HSE Wastes More Money On Consultants

The HSE are set to spend a load of public money on consultants basically to get them to say what they want to hear.  The tender looks for a review of pharmacy fees using amongst other things comparisons with other countries and discussions with key stakeholders.   Surprisingly enough the key stakeholders don’t include pharmacists or our appointed representatives the Irish Pharmacy Union.  Neither do the terms of reference include FEMPI which is still in force for pharmacy along with many other parts of the public service.  They might even want to have a look back on the Dorgan Report that did exactly this several years ago.  I guess that they are a bit afraid of their own expert groups opinion.

How much money will be wasted on this self serving report which will in all likelihood have to be scrapped because they won’t even talk to those at the coal face.


Link to tender document



Phased prescriptions

Just a quick piece of background.  When pharmacists dispense a medical card prescription in phases (usually weekly) we get paid an extra fee of €3.27 per phase.  Over the last few months the GMS have been making us jump through hoops to get this.  Despite meeting all the GMS’s self imposed requirements they currently reject payment for about 20-25% of these claims.

Today they introduced a new hoop.  I will quote from another pharmacy forum.

It gets better.
The circular says that a pharmacist can apply for phasing where they carry out an assessment of the patient’s needs and decide that, in their professional opinion, phasing is needed.
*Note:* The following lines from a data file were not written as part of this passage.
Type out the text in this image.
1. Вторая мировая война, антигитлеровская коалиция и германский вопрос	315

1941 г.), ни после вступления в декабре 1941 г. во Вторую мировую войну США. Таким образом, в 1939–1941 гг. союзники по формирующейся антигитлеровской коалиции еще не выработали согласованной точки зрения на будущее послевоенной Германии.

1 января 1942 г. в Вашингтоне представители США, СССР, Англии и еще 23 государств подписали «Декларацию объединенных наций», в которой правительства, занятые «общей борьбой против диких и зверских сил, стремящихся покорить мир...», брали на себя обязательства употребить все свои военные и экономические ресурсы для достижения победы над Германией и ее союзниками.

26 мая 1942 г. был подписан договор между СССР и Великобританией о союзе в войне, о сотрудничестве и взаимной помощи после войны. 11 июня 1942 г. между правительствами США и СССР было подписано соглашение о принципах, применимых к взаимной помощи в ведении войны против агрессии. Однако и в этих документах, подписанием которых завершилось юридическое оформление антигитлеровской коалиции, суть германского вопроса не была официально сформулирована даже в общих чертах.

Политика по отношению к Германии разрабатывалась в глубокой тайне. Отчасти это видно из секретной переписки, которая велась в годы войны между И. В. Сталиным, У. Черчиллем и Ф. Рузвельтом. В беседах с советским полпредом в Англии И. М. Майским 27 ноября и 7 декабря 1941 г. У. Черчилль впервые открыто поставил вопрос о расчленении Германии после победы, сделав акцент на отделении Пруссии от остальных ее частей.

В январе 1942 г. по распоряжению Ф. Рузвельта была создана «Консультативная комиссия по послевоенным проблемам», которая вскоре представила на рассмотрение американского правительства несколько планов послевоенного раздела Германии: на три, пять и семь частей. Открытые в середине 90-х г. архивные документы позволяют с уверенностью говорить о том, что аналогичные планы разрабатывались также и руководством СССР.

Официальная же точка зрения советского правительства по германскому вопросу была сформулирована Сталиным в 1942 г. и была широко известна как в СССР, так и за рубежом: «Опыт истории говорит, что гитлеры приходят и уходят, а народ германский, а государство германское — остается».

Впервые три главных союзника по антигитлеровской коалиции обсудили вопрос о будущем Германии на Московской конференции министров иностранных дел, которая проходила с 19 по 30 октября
This professional judgement must then wait until the next working day (i.e. 4 real days in the case of a bank holiday weekend. Days when a patient needs medication.) for the approval of a person who has never met the patient and knows nothing about them except what can be conveyed in a few sentences. If the application is rejected it can be appealed to the local HSE pharmacist who will need written evidence of the assessment which was carried out. Apparently we need to take out a sheet of paper and write down the factors that made us think a confused elderly person living alone on a pick-mix of medicines might not be able to manage. We should also write down the dates of previous occasions when they got mixed up and took too much or too little of their meds. We really have nothing else to do when we get a 10 item hospital discharge script late on a Friday evening.

Meanwhile a doctor can get automatic approval without even having to give a reason and without making any attempt to reduce or rationalise the drug regime in order to make it easier for the patient to manage. In many cases the need for phasing stems from inappropriate prescribing that we have no ability to tackle.

Perhaps they are happy for a confused patient to get a full supply of their medicines, lose them or get mixed up and then have to get duplicate supplies or perhaps for an unstable psychiatric patient to get a potentially lethal quantity of tablets.

It seems that they are doing their best to get the whole medical card system to implode.